As you may have noticed, it is necessary to define an associated error type. This can have any structure or format you find appropriate, but it must implement the Display trait.

Next, you can apply this interceptor to a Socket.IO controller:

rust
use sword::prelude::*;
use sword::socketio::*;

#[controller(kind = Controller::SocketIo, namespace = "/events")]
#[interceptor(EventLogger)]
struct EventController;

impl EventController {
    #[on("connection")]
    async fn on_connect(&self, ctx: SocketContext) {
        println!("Client connected: {}", ctx.id());
    }

    #[on("event")]
    async fn handle_message_event(&self, ctx: SocketContext) {
        let payload: Event = ctx.try_data().expect("Failed to parse event data");

        println!("Received 'event' from {}: {payload:?}", ctx.id());
    }
}

In this example, the interceptor runs before the #[on("connection")] event. Any interaction in other events associated with the controller will not pass through the applied interceptor.

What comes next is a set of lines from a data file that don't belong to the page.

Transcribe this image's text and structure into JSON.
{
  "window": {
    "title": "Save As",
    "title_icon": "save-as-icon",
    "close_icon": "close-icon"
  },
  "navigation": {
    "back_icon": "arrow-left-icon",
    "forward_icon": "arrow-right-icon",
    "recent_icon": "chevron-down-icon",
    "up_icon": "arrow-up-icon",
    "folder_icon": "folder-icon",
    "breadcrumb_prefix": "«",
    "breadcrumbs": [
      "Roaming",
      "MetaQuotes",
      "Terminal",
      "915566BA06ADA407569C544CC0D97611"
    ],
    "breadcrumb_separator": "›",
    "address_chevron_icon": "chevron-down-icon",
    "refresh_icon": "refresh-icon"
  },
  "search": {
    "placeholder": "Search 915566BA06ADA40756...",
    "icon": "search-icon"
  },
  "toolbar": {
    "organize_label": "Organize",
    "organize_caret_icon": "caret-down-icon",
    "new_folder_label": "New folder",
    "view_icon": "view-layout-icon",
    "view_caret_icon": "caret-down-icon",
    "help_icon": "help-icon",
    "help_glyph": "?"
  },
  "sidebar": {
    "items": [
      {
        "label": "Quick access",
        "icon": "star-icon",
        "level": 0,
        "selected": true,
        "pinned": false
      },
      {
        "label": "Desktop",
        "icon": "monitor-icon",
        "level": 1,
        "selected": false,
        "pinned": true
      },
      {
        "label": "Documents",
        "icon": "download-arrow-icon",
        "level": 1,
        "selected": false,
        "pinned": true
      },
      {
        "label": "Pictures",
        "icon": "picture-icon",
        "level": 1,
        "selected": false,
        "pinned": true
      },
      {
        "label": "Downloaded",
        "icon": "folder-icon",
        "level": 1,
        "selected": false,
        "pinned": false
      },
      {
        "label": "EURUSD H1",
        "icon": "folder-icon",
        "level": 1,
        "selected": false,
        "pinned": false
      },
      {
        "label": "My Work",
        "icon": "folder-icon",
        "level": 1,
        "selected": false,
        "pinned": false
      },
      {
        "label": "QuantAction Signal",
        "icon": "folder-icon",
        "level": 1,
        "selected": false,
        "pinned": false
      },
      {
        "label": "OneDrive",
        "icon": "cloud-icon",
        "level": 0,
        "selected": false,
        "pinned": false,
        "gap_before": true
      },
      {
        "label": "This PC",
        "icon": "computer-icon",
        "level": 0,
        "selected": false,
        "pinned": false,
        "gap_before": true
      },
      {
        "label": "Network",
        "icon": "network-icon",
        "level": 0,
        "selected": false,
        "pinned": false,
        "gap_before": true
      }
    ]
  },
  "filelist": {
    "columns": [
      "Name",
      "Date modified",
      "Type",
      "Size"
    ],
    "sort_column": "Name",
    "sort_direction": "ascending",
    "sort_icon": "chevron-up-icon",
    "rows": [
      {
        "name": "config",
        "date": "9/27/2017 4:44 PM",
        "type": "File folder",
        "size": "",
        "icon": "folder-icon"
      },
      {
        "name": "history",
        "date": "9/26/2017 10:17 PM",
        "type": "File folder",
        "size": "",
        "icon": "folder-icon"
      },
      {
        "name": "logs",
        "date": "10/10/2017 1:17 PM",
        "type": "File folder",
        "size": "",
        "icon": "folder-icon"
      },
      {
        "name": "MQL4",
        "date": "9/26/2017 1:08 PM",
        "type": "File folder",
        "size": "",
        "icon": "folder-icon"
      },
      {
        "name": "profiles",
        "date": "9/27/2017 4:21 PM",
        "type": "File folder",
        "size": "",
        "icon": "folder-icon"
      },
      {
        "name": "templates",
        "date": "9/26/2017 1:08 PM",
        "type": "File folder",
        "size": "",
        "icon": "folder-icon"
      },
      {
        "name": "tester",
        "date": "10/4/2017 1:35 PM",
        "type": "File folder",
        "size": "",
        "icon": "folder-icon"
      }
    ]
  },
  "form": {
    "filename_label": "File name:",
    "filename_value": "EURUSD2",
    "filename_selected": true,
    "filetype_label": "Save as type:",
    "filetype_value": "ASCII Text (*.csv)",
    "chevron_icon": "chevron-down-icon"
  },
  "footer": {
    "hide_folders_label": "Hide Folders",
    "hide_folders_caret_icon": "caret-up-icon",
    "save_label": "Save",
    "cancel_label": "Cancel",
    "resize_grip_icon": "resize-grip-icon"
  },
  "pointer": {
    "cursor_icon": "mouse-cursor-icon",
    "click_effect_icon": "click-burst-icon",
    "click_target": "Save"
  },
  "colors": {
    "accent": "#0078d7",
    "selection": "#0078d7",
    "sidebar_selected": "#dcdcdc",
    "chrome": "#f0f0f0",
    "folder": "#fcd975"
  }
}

gRPC Controllers - Interceptor

The OnRequest Trait

In gRPC, OnRequest allows you to intercept a request before it reaches the service method.

rust
use sword::grpc::*;
use sword::prelude::*;

#[derive(Interceptor)]
struct AuthInterceptor;

#[sword::grpc::async_trait]
impl OnRequest for AuthInterceptor {
    async fn on_request(&self, req: Request<()>) -> GrpcInterceptorResult {
        if req.metadata().get("authorization").is_none() {
            return Err(Status::unauthenticated("missing authorization metadata"));
        }

        Ok(req)
    }
}

Applying it to a gRPC controller:

rust
#[controller(kind = Controller::Grpc, service = proto::user_service_server::UserServiceServer)]
#[interceptor(AuthInterceptor)]
struct UsersController;

In this variant, there is no next(): the interceptor validates/transforms incoming metadata and returns Ok(req) or an error Status.